Mangold will be the first of three Jets inducted into the Ring of Honor this season during a halftime ceremony Sunday against the Bengals. Former teammates D’Brickashaw Ferguson and Darrelle Revis will have their individual ceremonies later in the season, as first announced by Jets owner Woody Johnson in June.
“When Woody surprised us back in the spring, I don’t think it really hit home that much,” Mangold said Wednesday at the team’s practice facility near his home. “Then we [got] the green jackets at the kickoff luncheon and that’s when it hit home, ‘Ooh, this is something big.’ It’s been a process from then until now of really coming to grips with what it means for my family and legacy. It’s really special, and something I’m excited about.”

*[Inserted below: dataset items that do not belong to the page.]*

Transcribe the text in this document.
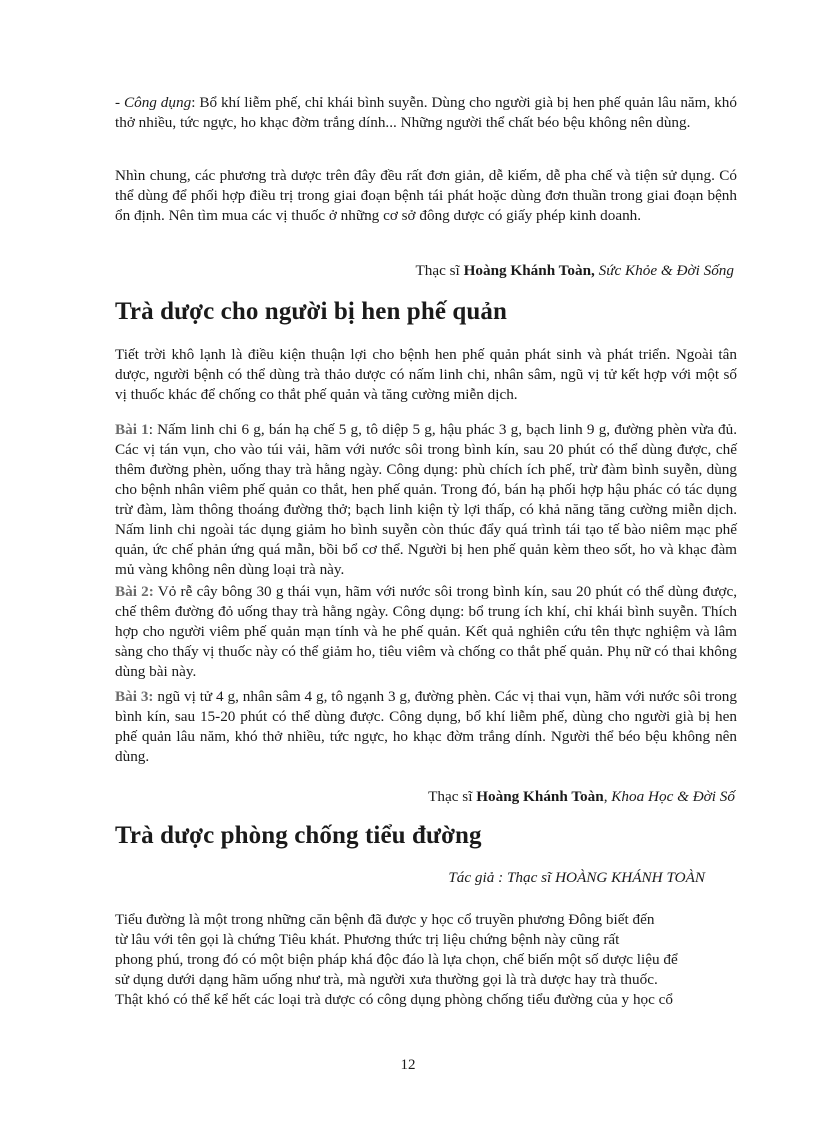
- Công dụng: Bổ khí liễm phế, chỉ khái bình suyễn. Dùng cho người già bị hen phế quản lâu năm, khó thở nhiều, tức ngực, ho khạc đờm trắng dính... Những người thể chất béo bệu không nên dùng.

Nhìn chung, các phương trà dược trên đây đều rất đơn giản, dễ kiếm, dễ pha chế và tiện sử dụng. Có thể dùng để phối hợp điều trị trong giai đoạn bệnh tái phát hoặc dùng đơn thuần trong giai đoạn bệnh ổn định. Nên tìm mua các vị thuốc ở những cơ sở đông dược có giấy phép kinh doanh.

Thạc sĩ Hoàng Khánh Toàn, Sức Khỏe & Đời Sống
Trà dược cho người bị hen phế quản

Tiết trời khô lạnh là điều kiện thuận lợi cho bệnh hen phế quản phát sinh và phát triển. Ngoài tân dược, người bệnh có thể dùng trà thảo dược có nấm linh chi, nhân sâm, ngũ vị tử kết hợp với một số vị thuốc khác để chống co thắt phế quản và tăng cường miễn dịch.

Bài 1: Nấm linh chi 6 g, bán hạ chế 5 g, tô diệp 5 g, hậu phác 3 g, bạch linh 9 g, đường phèn vừa đủ. Các vị tán vụn, cho vào túi vải, hãm với nước sôi trong bình kín, sau 20 phút có thể dùng được, chế thêm đường phèn, uống thay trà hằng ngày. Công dụng: phù chích ích phế, trừ đàm bình suyễn, dùng cho bệnh nhân viêm phế quản co thắt, hen phế quản. Trong đó, bán hạ phối hợp hậu phác có tác dụng trừ đàm, làm thông thoáng đường thở; bạch linh kiện tỳ lợi thấp, có khả năng tăng cường miễn dịch. Nấm linh chi ngoài tác dụng giảm ho bình suyễn còn thúc đẩy quá trình tái tạo tế bào niêm mạc phế quản, ức chế phản ứng quá mẫn, bồi bổ cơ thể. Người bị hen phế quản kèm theo sốt, ho và khạc đàm mủ vàng không nên dùng loại trà này.

Bài 2: Vỏ rễ cây bông 30 g thái vụn, hãm với nước sôi trong bình kín, sau 20 phút có thể dùng được, chế thêm đường đỏ uống thay trà hằng ngày. Công dụng: bổ trung ích khí, chỉ khái bình suyễn. Thích hợp cho người viêm phế quản mạn tính và he phế quản. Kết quả nghiên cứu tên thực nghiệm và lâm sàng cho thấy vị thuốc này có thể giảm ho, tiêu viêm và chống co thắt phế quản. Phụ nữ có thai không dùng bài này.

Bài 3: ngũ vị tử 4 g, nhân sâm 4 g, tô ngạnh 3 g, đường phèn. Các vị thai vụn, hãm với nước sôi trong bình kín, sau 15-20 phút có thể dùng được. Công dụng, bổ khí liễm phế, dùng cho người già bị hen phế quản lâu năm, khó thở nhiều, tức ngực, ho khạc đờm trắng dính. Người thể béo bệu không nên dùng.

Thạc sĩ Hoàng Khánh Toàn, Khoa Học & Đời Số
Trà dược phòng chống tiểu đường
Tác giả : Thạc sĩ HOÀNG KHÁNH TOÀN

Tiểu đường là một trong những căn bệnh đã được y học cổ truyền phương Đông biết đến

từ lâu với tên gọi là chứng Tiêu khát. Phương thức trị liệu chứng bệnh này cũng rất

phong phú, trong đó có một biện pháp khá độc đáo là lựa chọn, chế biến một số dược liệu để

sử dụng dưới dạng hãm uống như trà, mà người xưa thường gọi là trà dược hay trà thuốc.

Thật khó có thể kể hết các loại trà dược có công dụng phòng chống tiểu đường của y học cổ

12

Mangold is checking weather forecasts hoping for a “rocking” atmosphere coming off the 31-30 comeback win against the Browns that was so captivating it even managed to hold the attention of his 6-year-old “wild child.” He pre-wrote a two-minute speech for the crowd, which will include about 120 guests whom he personally invited plus others from his youth in Ohio (as a Bengals fan) who alerted him to their road-trip plans.
“Writing that out was really fun,” Mangold said. “There’s emotion in it. I didn’t go all Peyton Manning and make it hilarious. Probably not the spot. There’s a lot of people that need to be mentioned. It’s really humbling when you have that many people who will take time out of their schedules.”
Mangold started all 164 games he played over 11 seasons (2006-16), including 156 on the same line as Ferguson and 32 on the same line as Hall of Fame guard Alan Faneca — one of Mangold’s biggest on- and off-field influences and the recipient of one of his first invites.
“We had some great highs,” Mangold said. “Even though we didn’t finish it the way we wanted to, it was still a lot of fun in those runs. Even the lows, there’s always something to be taken away that was enjoyable. I wouldn’t trade my 11 years here for the world.”
The 2009 and 2010 Jets went to back-to-back AFC Championship games — the franchise’s most recent trips to the playoffs. General manager Joe Douglas and head coach Robert Saleh are trying to end that drought this season.
“I like Robert — his message and the way he goes about it,” Mangold said. “In today’s day and age, everyone wants to snap your fingers and everything is fixed. The way he and Joe are trying to build this thing as a culture for the long term and not just do it for a year and start it all over back over has me excited as a now solid Jets fan. My kids are stuck in it, too.”